Le ministre d’État, ministre des Affaires étrangères, de la Communauté nationale à l’étranger et des Affaires africaines, Ahmed Attaf, a appelé mardi à une réorganisation des priorités du partenariat Afrique–Europe dans le domaine de la paix et de la sécurité. Son intervention s’est tenue lors du 7ᵉ Sommet de coopération entre l’Union africaine (UA) et l’Union européenne (UE), organisé à Luanda.
M. Attaf a souligné que ce sommet se déroule dans un contexte international « erratique et complexe », dont les répercussions touchent directement l’Afrique. Il a mis en garde contre la résurgence des changements anticonstitutionnels de gouvernements, désormais enracinés et compromettant tout retour à l’ordre constitutionnel.
Il a également dénoncé l’aggravation du terrorisme sur le continent, particulièrement dans la région sahélo-saharienne, devenue « l’épicentre mondial » de ce fléau, ainsi que la prolifération des interventions militaires étrangères, qui compliquent et prolongent les crises africaines.

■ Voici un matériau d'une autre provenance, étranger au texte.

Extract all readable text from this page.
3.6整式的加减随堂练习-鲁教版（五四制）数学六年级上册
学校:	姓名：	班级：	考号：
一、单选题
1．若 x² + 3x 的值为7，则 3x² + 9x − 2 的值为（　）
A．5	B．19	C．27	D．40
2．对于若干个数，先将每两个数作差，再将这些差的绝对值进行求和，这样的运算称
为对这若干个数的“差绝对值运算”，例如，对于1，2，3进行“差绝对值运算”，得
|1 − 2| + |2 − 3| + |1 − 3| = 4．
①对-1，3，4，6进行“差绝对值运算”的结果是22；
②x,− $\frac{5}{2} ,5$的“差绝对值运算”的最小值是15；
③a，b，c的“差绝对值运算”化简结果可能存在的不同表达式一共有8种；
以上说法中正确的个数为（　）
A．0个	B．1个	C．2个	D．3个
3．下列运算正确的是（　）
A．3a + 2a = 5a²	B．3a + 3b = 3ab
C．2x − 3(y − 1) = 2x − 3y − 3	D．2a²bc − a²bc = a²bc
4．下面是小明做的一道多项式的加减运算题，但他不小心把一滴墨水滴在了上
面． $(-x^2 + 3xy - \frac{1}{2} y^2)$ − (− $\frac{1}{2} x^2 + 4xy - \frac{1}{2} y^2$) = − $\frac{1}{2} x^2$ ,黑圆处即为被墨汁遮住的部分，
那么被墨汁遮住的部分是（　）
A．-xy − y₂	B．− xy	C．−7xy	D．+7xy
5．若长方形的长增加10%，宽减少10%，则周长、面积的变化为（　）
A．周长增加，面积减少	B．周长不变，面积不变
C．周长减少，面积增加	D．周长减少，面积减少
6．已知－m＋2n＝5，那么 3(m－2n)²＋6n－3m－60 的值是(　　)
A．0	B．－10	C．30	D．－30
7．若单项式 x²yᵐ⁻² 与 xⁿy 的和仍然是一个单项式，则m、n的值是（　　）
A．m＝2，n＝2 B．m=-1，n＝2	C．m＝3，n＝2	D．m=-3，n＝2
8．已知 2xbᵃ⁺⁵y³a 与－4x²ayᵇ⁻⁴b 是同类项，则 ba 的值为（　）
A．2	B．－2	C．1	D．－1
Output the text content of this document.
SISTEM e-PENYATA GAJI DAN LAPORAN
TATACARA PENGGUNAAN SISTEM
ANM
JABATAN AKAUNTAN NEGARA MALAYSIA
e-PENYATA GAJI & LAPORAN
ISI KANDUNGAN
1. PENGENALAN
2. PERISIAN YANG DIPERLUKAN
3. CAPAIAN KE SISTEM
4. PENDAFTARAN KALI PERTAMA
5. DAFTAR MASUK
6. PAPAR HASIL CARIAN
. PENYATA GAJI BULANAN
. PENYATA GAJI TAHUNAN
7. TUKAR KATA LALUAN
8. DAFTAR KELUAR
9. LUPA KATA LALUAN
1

Le chef de la diplomatie algérienne a proposé une réorganisation des priorités du partenariat Afrique–Europe autour de quatre axes : mettre fin à la léthargie internationale face aux défis sécuritaires africains, qui dépassent les frontières et menacent la stabilité mondiale ; réhabiliter le rôle diplomatique africain et promouvoir le principe des « solutions africaines aux problèmes africains », en renforçant l’autonomie de l’UA ; investir dans le développement comme moyen de prévention des crises, en concrétisant les promesses européennes dans le cadre de l’initiative Global Gateway et mettre fin à la marginalisation de l’Afrique dans les centres décisionnels internationaux, une exclusion qui freine la réalisation des objectifs de l’Agenda 2063.
M. Attaf a insisté sur la nécessité de replacer l’Afrique au cœur des priorités internationales, estimant que seule une approche équilibrée et inclusive permettra de répondre efficacement aux défis sécuritaires et de garantir une stabilité durable.